UK government encourages tech in fashion by offering cash incentives

Worried that the UK isn't doing enough to embrace technology in fashion design, IC tomorrow, a technology strategy board programme backed by the UK government, has launched a £120,000 competition to find a solution.

The competition will focus around the areas of design, retail, online and mobile and aims to come up with some creative ideas to help fashion designers and shops improve their standing.

Four awards of £30,000 are being offered by the competition, which is open to all companies and developers – not just those currently involved in the fashion industry.

The four partners are the London College of Fashion's Centre of Fashion Enterprise, augmented retail company Holiton, Boxpark in Shoreditch, and fashion mag Grazia.

Winners will be able to trial their prototypes with the individual challenge partner over a minimum three-month period and all applications must include some element that is novel and inventive.

The design category will look at ways to transform how small, high-end designers engage with and respond to the preferences of their customers, while the mobile section will look at ways to find innovative use of mobile technology to digitise clothing and accessories.

In the retail category, Boxpark, will work with innovative digital applications or services to increase footfall and create a truly communal and multi-channel shopping centre.
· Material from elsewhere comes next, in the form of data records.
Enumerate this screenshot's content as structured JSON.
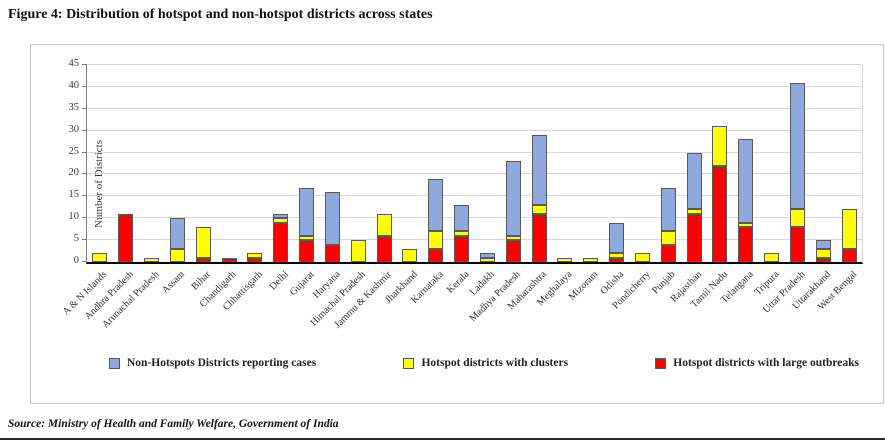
{
  "figure": {
    "title": "Figure 4: Distribution of hotspot and non-hotspot districts across states",
    "source": "Source: Ministry of Health and Family Welfare, Government of India"
  },
  "chart_data": {
    "type": "bar",
    "stacked": true,
    "title": "Figure 4: Distribution of hotspot and non-hotspot districts across states",
    "xlabel": "",
    "ylabel": "Number of Districts",
    "ylim": [
      0,
      45
    ],
    "yticks": [
      0,
      5,
      10,
      15,
      20,
      25,
      30,
      35,
      40,
      45
    ],
    "grid": true,
    "legend_position": "bottom",
    "categories": [
      "A & N Islands",
      "Andhra Pradesh",
      "Arunachal Pradesh",
      "Assam",
      "Bihar",
      "Chandigarh",
      "Chhattisgarh",
      "Delhi",
      "Gujarat",
      "Haryana",
      "Himachal Pradesh",
      "Jammu & Kashmir",
      "Jharkhand",
      "Karnataka",
      "Kerala",
      "Ladakh",
      "Madhya Pradesh",
      "Maharashtra",
      "Meghalaya",
      "Mizoram",
      "Odisha",
      "Pondicherry",
      "Punjab",
      "Rajasthan",
      "Tamil Nadu",
      "Telangana",
      "Tripura",
      "Uttar Pradesh",
      "Uttarakhand",
      "West Bengal"
    ],
    "series": [
      {
        "name": "Hotspot districts with large outbreaks",
        "color": "#FF0000",
        "values": [
          0,
          11,
          0,
          0,
          1,
          1,
          1,
          9,
          5,
          4,
          0,
          6,
          0,
          3,
          6,
          0,
          5,
          11,
          0,
          0,
          1,
          0,
          4,
          11,
          22,
          8,
          0,
          8,
          1,
          3
        ]
      },
      {
        "name": "Hotspot districts with clusters",
        "color": "#FFFF00",
        "values": [
          2,
          0,
          1,
          3,
          7,
          0,
          1,
          1,
          1,
          0,
          5,
          5,
          3,
          4,
          1,
          1,
          1,
          2,
          1,
          1,
          1,
          2,
          3,
          1,
          9,
          1,
          2,
          4,
          2,
          9
        ]
      },
      {
        "name": "Non-Hotspots Districts reporting cases",
        "color": "#8EA9DB",
        "values": [
          0,
          0,
          0,
          7,
          0,
          0,
          0,
          1,
          11,
          12,
          0,
          0,
          0,
          12,
          6,
          1,
          17,
          16,
          0,
          0,
          7,
          0,
          10,
          13,
          0,
          19,
          0,
          29,
          2,
          0
        ]
      }
    ],
    "stack_order_bottom_to_top": [
      "Hotspot districts with large outbreaks",
      "Hotspot districts with clusters",
      "Non-Hotspots Districts reporting cases"
    ],
    "legend_order": [
      "Non-Hotspots Districts reporting cases",
      "Hotspot districts with clusters",
      "Hotspot districts with large outbreaks"
    ]
  }
}
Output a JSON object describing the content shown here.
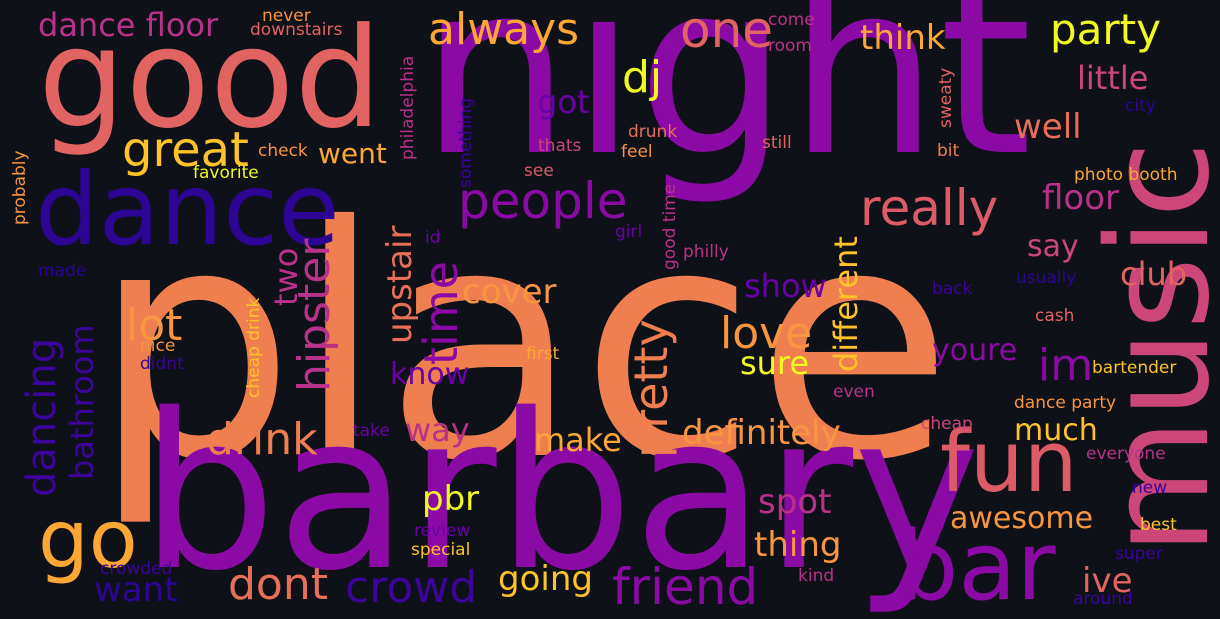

Meanwhile, Grazia is hoping the challenge will help it build a more interactive, responsive and multi-dimensional online experience.

All entries have to be submitted online by noon on Wednesday 12 June. The final will be held in London on Wednesday 10 July.

One new technology that is taking the fashion world by storm is 3D printing, which might provide inspiration for the design category.

Recently, one designer created a pair of high-heeled shoes with a built-in iPhone case.

Created by Alan Nguyen of Freedom of Creation in Amsterdam and Bart Veldhuizen, an online community manager at Shapeways in Eindhoven, the bright red and yellow shoes bring new meaning to the iPhone case that we all know and some of us use.